Aggregation: do it in the database
Computing collaborators in Ruby:
# app/models/user.rb
class User < ActiveRecord::Base
has_many :comments
has_many :articles, through: :comments
def collaborators
articles.collect { |a| a.users }.flatten.uniq.reject { |u| u == self }
end
end
Loading and processing big datasets in Ruby is slow: object instantiation plus array work.
The SQL version:
# app/models/user.rb
class User < ActiveRecord::Base
has_many :comments
has_many :articles, through: :comments
def collaborators
User.joins(comments: { article: :comments })
.where('articles.id IN (?) AND users.id != ?', article_ids, id)
.distinct
end
end
Which runs:
SELECT DISTINCT users.* FROM users
INNER JOIN comments ON comments.user_id = users.id
INNER JOIN users users_comments ON users_comments.id = comments.user_id
INNER JOIN articles ON articles.id = comments.article_id
INNER JOIN comments comments_articles ON comments_articles.article_id = articles.id
WHERE (articles.id in (1) AND users.id != 1)

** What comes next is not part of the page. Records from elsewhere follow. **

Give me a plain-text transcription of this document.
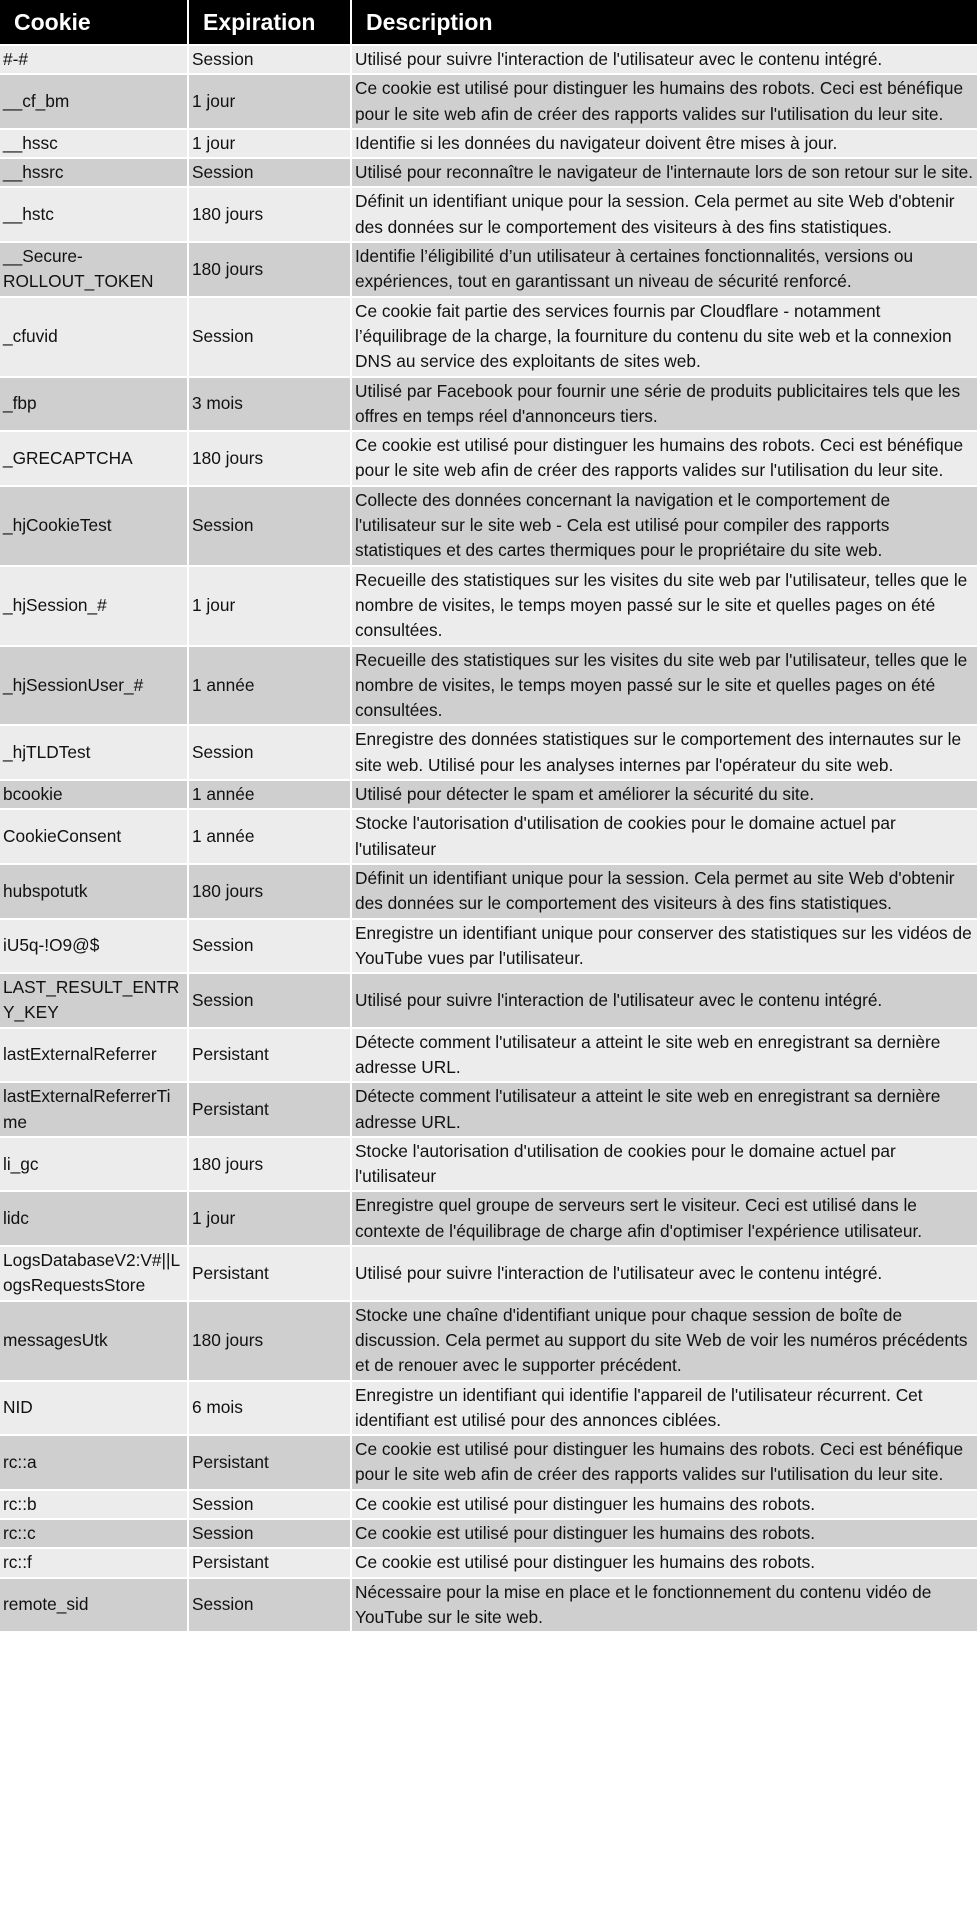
Cookie	Expiration	Description
#-#	Session	Utilisé pour suivre l'interaction de l'utilisateur avec le contenu intégré.
__cf_bm	1 jour	Ce cookie est utilisé pour distinguer les humains des robots. Ceci est bénéfique pour le site web afin de créer des rapports valides sur l'utilisation du leur site.
__hssc	1 jour	Identifie si les données du navigateur doivent être mises à jour.
__hssrc	Session	Utilisé pour reconnaître le navigateur de l'internaute lors de son retour sur le site.
__hstc	180 jours	Définit un identifiant unique pour la session. Cela permet au site Web d'obtenir des données sur le comportement des visiteurs à des fins statistiques.
__Secure-ROLLOUT_TOKEN	180 jours	Identifie l’éligibilité d’un utilisateur à certaines fonctionnalités, versions ou expériences, tout en garantissant un niveau de sécurité renforcé.
_cfuvid	Session	Ce cookie fait partie des services fournis par Cloudflare - notamment l’équilibrage de la charge, la fourniture du contenu du site web et la connexion DNS au service des exploitants de sites web.
_fbp	3 mois	Utilisé par Facebook pour fournir une série de produits publicitaires tels que les offres en temps réel d'annonceurs tiers.
_GRECAPTCHA	180 jours	Ce cookie est utilisé pour distinguer les humains des robots. Ceci est bénéfique pour le site web afin de créer des rapports valides sur l'utilisation du leur site.
_hjCookieTest	Session	Collecte des données concernant la navigation et le comportement de l'utilisateur sur le site web - Cela est utilisé pour compiler des rapports statistiques et des cartes thermiques pour le propriétaire du site web.
_hjSession_#	1 jour	Recueille des statistiques sur les visites du site web par l'utilisateur, telles que le nombre de visites, le temps moyen passé sur le site et quelles pages on été consultées.
_hjSessionUser_#	1 année	Recueille des statistiques sur les visites du site web par l'utilisateur, telles que le nombre de visites, le temps moyen passé sur le site et quelles pages on été consultées.
_hjTLDTest	Session	Enregistre des données statistiques sur le comportement des internautes sur le site web. Utilisé pour les analyses internes par l'opérateur du site web.
bcookie	1 année	Utilisé pour détecter le spam et améliorer la sécurité du site.
CookieConsent	1 année	Stocke l'autorisation d'utilisation de cookies pour le domaine actuel par l'utilisateur
hubspotutk	180 jours	Définit un identifiant unique pour la session. Cela permet au site Web d'obtenir des données sur le comportement des visiteurs à des fins statistiques.
iU5q-!O9@$	Session	Enregistre un identifiant unique pour conserver des statistiques sur les vidéos de YouTube vues par l'utilisateur.
LAST_RESULT_ENTRY_KEY	Session	Utilisé pour suivre l'interaction de l'utilisateur avec le contenu intégré.
lastExternalReferrer	Persistant	Détecte comment l'utilisateur a atteint le site web en enregistrant sa dernière adresse URL.
lastExternalReferrerTime	Persistant	Détecte comment l'utilisateur a atteint le site web en enregistrant sa dernière adresse URL.
li_gc	180 jours	Stocke l'autorisation d'utilisation de cookies pour le domaine actuel par l'utilisateur
lidc	1 jour	Enregistre quel groupe de serveurs sert le visiteur. Ceci est utilisé dans le contexte de l'équilibrage de charge afin d'optimiser l'expérience utilisateur.
LogsDatabaseV2:V#||LogsRequestsStore	Persistant	Utilisé pour suivre l'interaction de l'utilisateur avec le contenu intégré.
messagesUtk	180 jours	Stocke une chaîne d'identifiant unique pour chaque session de boîte de discussion. Cela permet au support du site Web de voir les numéros précédents et de renouer avec le supporter précédent.
NID	6 mois	Enregistre un identifiant qui identifie l'appareil de l'utilisateur récurrent. Cet identifiant est utilisé pour des annonces ciblées.
rc::a	Persistant	Ce cookie est utilisé pour distinguer les humains des robots. Ceci est bénéfique pour le site web afin de créer des rapports valides sur l'utilisation du leur site.
rc::b	Session	Ce cookie est utilisé pour distinguer les humains des robots.
rc::c	Session	Ce cookie est utilisé pour distinguer les humains des robots.
rc::f	Persistant	Ce cookie est utilisé pour distinguer les humains des robots.
remote_sid	Session	Nécessaire pour la mise en place et le fonctionnement du contenu vidéo de YouTube sur le site web.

joins and where push the work into the database, and it gets much faster.
N+1 queries
A common setup:
# app/models/post.rb
class Post < ApplicationRecord
has_many :comments
end
# app/models/comment.rb
class Comment < ApplicationRecord
belongs_to :post
end
# app/controllers/posts_controller.rb
class PostsController < ApplicationController
def index
@posts = Post.all
end
end
# app/views/index.html.erb
<%= render @posts %>
# app/views/posts/_post.html.erb
<%= render @posts.title %>
<%= render @posts.comments %>
# app/views/comments/_comment.html.erb
<%= comment.content %>
Rendering <%= render @posts.comments %> iterates through every post and fires a query for each <%= comment.content %> partial. That is the N+1.
The fix is Post.includes(:comments):
# app/controllers/posts_controller.rb
class PostsController < ApplicationController
def index
# Perf gains
@posts = Post.includes(:comments)
end
end
This eager-loads everything in one DB request instead of N+1.
Takeaway
Reach for SQL first on data work, and keep Ruby for the application logic where SQL falls short. Good code uses both for what each does best.